- Born: 1974 (age 51–52)
- Other name: HyukBin Kwon or Kwon Hyuk-bin
- Education: Sogang University (BEng.)
- Occupations: Businessman, investor, philanthropist
- Title: Founder and Chief Visionary Officer of Smilegate

= Kwon Hyuk-bin =

South Korean billionaire (born 1974)

Kwon Hyuk-bin (권혁빈; born 1974) is a South Korean businessman, investor, and philanthropist. He is a billionaire who founded South Korea's third-largest gaming company Smilegate, in 2002. Smilegate is the maker of popular games such as Crossfire, Lost Ark, and others. Crossfire is the most popular first-person shooter game in history.

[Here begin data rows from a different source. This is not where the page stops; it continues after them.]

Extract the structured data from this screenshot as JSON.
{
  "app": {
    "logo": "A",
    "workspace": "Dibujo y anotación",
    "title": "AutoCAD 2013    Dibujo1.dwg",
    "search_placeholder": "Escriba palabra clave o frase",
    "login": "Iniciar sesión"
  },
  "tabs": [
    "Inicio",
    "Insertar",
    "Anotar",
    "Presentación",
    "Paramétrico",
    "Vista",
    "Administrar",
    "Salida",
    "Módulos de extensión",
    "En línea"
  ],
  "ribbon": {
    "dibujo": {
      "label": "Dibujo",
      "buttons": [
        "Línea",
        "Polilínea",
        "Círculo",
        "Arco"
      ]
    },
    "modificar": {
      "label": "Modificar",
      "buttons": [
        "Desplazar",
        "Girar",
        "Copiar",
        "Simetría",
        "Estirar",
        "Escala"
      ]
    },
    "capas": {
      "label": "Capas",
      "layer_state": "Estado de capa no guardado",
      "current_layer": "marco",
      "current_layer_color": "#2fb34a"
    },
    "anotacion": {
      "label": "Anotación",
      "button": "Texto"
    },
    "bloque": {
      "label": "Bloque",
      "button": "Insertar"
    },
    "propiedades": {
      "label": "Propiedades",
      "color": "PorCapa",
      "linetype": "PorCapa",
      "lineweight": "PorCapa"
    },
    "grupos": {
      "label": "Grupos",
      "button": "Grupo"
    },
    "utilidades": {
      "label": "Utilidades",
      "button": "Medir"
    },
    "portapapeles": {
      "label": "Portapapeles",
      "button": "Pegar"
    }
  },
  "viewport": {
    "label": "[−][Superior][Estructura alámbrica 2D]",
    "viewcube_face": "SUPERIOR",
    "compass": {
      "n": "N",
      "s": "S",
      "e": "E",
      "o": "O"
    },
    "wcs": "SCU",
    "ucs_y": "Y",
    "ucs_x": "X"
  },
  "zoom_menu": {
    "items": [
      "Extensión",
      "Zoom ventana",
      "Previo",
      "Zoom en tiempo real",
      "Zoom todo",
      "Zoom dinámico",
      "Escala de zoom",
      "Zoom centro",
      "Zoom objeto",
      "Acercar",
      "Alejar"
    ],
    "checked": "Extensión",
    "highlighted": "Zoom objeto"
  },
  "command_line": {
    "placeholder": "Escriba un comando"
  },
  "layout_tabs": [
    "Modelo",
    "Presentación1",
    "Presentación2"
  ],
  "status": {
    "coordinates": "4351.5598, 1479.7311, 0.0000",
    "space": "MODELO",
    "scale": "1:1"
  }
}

He is among the richest people in South Korea. In April 2025, Forbes estimated his net wealth at US$2.55 billion and ranked him 13th richest in the country.

==Education and career==
Kwon holds an electrical engineering degree from Sogang University. After a failed education startup, 4Csof, Kwon turned down a software engineering position at Samsung to pursue his goal of developing video games. He partnered with Tencent to break into the Chinese high-technology market.

==Philanthropy==
Kwon operates three foundations: Hope Studio, a social contribution foundation; Orange Planet Entrepreneurship Foundation, which supports young entrepreneurs; and Future Lab, which contributes to expanding creative education environments for children and youth. He has donated over $5 million to building schools in Vietnam and China. He has also contributed over $2 million to his alma mater at Sogang University.